The one other way you get that’s with sex. As a society, we’re not excellent at finding acceptable ways to precise anger. And if you undergo something horrible, you’re so offended and confused on the world. How are you speculated to let those feelings move through your body? I felt like I wasn’t allowed to shout, not allowed to be aggressive. For a very long time, [I coped] through the intensity of sex after which had a rather more healthy way of doing it with swimming. I feel those two things are really, really connected.

Within the book you say that sometimes you would like your body to feel prefer it’s every part – the sex side. After which sometimes you would like the sensation that your body is nothing and the weightlessness that you simply get from swimming. Do you see those as a binary?

Freya Bromley: I suppose you’re feeling such as you’re drifting between the 2 plenty of the time. Watching Tom get unwell gave me quite an advanced relationship with my body because I watched his body fail him. I’d like to say it made me appreciate the amazing things my body can do while I’m well. Nevertheless it also makes you’re feeling like at any point you possibly can be let down. 

While you’re swimming, you’re floating, you’re feeling weightless but you furthermore may feel held. A number of people say that to me, ‘I actually like swimming because I get to feel held’. And I feel for a lot of us, why now we have sex isn’t the actual sex, it’s not for the orgasm. I used to be sleeping around loads when Tom died, because I used to be too scared to ask for anyone to carry me. How lots of us are sleeping with people because we just are too scared to ask for a hug?

It’s interesting, that dual aspect of swimming, because you could have that weightlessness but then you definitely also really feel your body, especially in cold water.

Freya Bromley: I feel that intense feeling of the cold also helps me hook up with anger another way since it feels so intense. After I first met my partner, I remember him saying, ‘I’m into swimming since it’s a extremely good place to scream’. I still do this quite loads because if you could have a lot frustration, what are you speculated to do with that? Where in London are you able to go to scream? 

There’s plenty of cultures on the planet which have wailing, grief cries. When someone dies people at funerals will audibly cry and scream. And it’s really essential for the grieving process so that you can give you the chance to precise those feelings. But if you happen to go to British funerals, it’s like everybody’s attempting to actively not cry. I feel there are some things that you must move through your body. So I at all times recommend people to go to a pool and scream. Or have someone to fuck really intensely. And then you definitely could make that very same noise, each are the identical.

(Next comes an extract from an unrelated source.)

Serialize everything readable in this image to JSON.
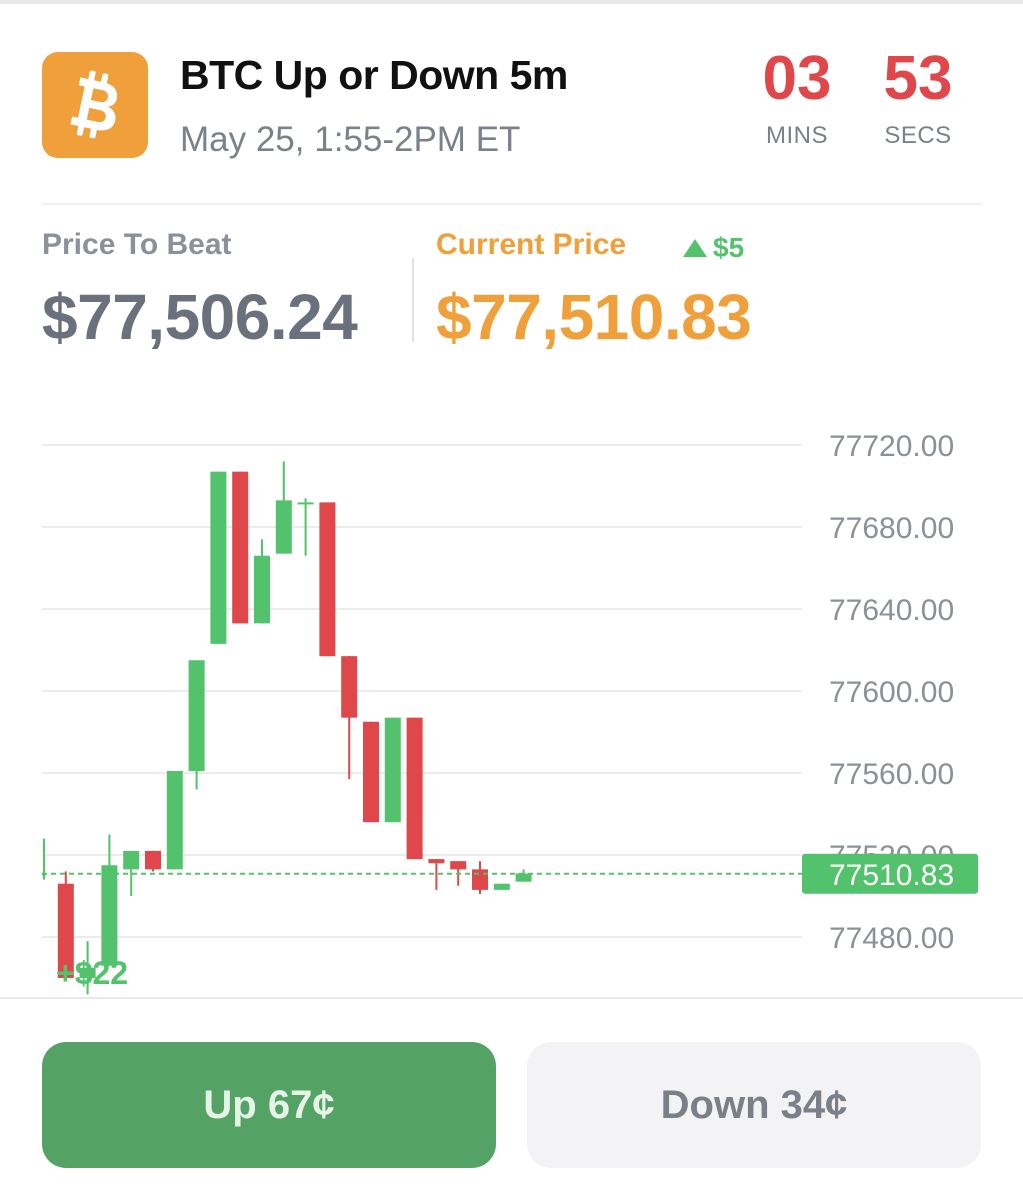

You speak about using sex as a solution to cope along with your grief – was it only a distraction or has it been healing as well?

Freya Bromley: It was only a distraction at first. Not only sex, but dating created a lot drama in my life. People have no idea learn how to speak about death, they didn’t need to check with me about death. But when I said, ‘this guy I’ve been on three dates with who I believed really liked me has ghosted me’, people know what to do. It’s like, ‘Oh, come over tonight. We’ll reread the text together and I’ll bring a bottle of wine’. So I almost used it as an excuse to cry with my friends. I’d get hysterical over dating stuff going improper. 

But now sex has develop into a bit more healing since it’s a solution to express intense, ugly emotions. Sex is a way for me to get my anger out, which sounds weird, however it’s so intense to be overcome by your body or to make noise if you orgasm. It’s almost similar to screaming and getting that anger out. I believed that if I expressed my anger, I’d never come back from it. If I went to where my grief wanted me to go, I believed I’d never return from that place. And now I find if I do express how I feel, I often feel higher afterwards.